A moralização do trabalho em tempos de pandemia

Por Jorge Teixeira da Cunha

Aos ouvidos dos pastores chegam frequentemente testemunhos de pessoas que vivem grandes dificuldades para governar a sua vida. Essas dificuldades decorrem principalmente do seu salário ser insuficiente para fazer face às despesas. Falamos de pessoas que estão dentro do mundo laboral, seja no emprego público, seja no privado. No tempo de pandemia que vivemos, essas dificuldades agravam-se, pela escassez de oferta de trabalho complementar, pois muita gente tem de ter vários trabalhos para poder chegar a um salário suficiente. Esta situação oferece-nos motivos para fazermos algumas reflexões, dentro do espírito da doutrina social da Igreja.

Em primeiro lugar, devemos dizer sempre de novo que a ética social cristã insiste que na precedência do princípio fundamental da moralização do trabalho. O trabalho é o centro da questão social e, por isso, deve ser na base dele que se pensa a justiça. A primeira forma de solidariedade social é o respeito pelo direito ao trabalho e ao salário justo. As outras formas são complementares, mesmo as formas de subvenção dos pobres e das formas de caridade. Ora, verificamos que, no funcionamento da nossa sociedade, o trabalho e a exigência da sua moralização não ocupam o primeiro lugar. Isso apesar de toda a eventual boa vontade das pessoas que votam e que decidem o andamento da nossa vida pública.

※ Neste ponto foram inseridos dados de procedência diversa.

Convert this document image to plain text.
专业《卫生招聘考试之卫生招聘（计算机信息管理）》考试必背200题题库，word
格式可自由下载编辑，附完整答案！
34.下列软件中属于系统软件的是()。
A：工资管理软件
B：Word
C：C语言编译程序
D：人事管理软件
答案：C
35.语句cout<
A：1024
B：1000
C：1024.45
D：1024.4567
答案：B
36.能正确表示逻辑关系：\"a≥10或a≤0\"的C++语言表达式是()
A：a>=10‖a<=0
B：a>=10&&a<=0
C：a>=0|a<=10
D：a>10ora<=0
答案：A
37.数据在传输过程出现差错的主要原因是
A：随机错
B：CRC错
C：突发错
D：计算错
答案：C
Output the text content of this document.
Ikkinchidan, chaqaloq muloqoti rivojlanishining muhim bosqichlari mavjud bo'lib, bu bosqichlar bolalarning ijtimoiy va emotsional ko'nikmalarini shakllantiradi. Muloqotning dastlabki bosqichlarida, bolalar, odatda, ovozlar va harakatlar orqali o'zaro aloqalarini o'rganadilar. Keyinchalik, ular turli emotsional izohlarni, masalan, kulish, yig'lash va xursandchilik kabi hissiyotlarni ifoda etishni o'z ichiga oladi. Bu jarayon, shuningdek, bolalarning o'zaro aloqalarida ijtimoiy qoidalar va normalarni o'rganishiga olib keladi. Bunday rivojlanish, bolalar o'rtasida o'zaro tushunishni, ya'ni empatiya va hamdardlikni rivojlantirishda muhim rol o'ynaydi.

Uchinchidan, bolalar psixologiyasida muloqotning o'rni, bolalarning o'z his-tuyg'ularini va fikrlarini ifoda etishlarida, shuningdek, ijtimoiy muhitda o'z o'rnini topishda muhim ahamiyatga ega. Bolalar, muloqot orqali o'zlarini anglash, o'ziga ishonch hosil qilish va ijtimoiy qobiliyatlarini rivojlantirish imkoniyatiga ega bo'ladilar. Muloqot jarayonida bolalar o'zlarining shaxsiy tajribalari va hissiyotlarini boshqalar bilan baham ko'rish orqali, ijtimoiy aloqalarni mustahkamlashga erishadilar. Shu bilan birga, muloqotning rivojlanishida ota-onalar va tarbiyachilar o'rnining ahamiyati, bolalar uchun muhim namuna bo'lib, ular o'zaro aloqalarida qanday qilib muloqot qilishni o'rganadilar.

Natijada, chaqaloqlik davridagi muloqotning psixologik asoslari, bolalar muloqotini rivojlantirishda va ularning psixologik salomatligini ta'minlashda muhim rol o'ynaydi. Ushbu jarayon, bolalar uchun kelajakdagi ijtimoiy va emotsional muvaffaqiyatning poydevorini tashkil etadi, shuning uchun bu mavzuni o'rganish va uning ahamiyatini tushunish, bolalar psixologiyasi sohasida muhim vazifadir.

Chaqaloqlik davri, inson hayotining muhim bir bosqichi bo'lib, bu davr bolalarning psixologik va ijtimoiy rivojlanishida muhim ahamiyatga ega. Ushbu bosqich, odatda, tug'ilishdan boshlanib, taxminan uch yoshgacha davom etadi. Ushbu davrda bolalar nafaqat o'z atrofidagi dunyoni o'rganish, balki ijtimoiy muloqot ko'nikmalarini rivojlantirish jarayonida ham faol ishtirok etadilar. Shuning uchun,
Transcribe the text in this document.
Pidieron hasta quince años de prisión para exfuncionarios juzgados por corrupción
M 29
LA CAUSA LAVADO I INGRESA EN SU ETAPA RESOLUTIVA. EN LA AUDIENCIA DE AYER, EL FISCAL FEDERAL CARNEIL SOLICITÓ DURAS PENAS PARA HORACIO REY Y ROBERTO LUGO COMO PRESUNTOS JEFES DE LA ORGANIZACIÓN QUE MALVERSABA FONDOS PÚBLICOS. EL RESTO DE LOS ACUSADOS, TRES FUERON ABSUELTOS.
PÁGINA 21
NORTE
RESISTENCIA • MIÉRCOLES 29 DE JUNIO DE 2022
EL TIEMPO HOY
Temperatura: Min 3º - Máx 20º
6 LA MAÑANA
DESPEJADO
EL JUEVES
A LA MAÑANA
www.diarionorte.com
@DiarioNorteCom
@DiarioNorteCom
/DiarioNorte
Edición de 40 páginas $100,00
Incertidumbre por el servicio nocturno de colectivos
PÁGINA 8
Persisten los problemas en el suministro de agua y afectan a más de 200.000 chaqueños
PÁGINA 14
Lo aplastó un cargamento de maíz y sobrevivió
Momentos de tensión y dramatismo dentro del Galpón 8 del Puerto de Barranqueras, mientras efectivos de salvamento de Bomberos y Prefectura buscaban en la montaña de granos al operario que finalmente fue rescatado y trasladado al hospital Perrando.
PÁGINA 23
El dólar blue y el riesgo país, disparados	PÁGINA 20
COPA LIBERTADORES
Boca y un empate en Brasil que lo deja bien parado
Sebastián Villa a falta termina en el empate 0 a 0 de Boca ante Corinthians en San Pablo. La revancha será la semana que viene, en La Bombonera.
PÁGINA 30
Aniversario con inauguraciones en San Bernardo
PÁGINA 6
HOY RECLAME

Na base deste princípio, devemos dizer, em segundo lugar, que há uma grande conveniência de pensar as coisas de outra forma. Quando vemos a discussão sobre o valor ridículo do salário mínimo, por parte de governantes e de parceiros sociais, só nos pode assaltar um pouco de raiva e de perplexidade. A responsabilidade será de repartir por todos. Pelo Estado, antes de mais, que exige em impostos às empresas aquilo que elas deveriam canalizar para o pagamento dos trabalhadores. No que se refere às empresas, devemos assinalar que, segundo consta, o valor percentual do pagamento do trabalho tem sempre vindo a diminuir, em relação com outros custos, como a tecnologia, os custos de capital e de investimento e os lucros distribuídos pelos accionistas. Ora isso necessita de ser corrigido, pois o factor trabalho será sempre o mais importante. O que chamamos “factor trabalho” são as pessoas reais que são o motor da economia e de tudo o resto. Como é possível que o ser humano seja subalternizado em relação ao peso enorme que a instituição hoje tem?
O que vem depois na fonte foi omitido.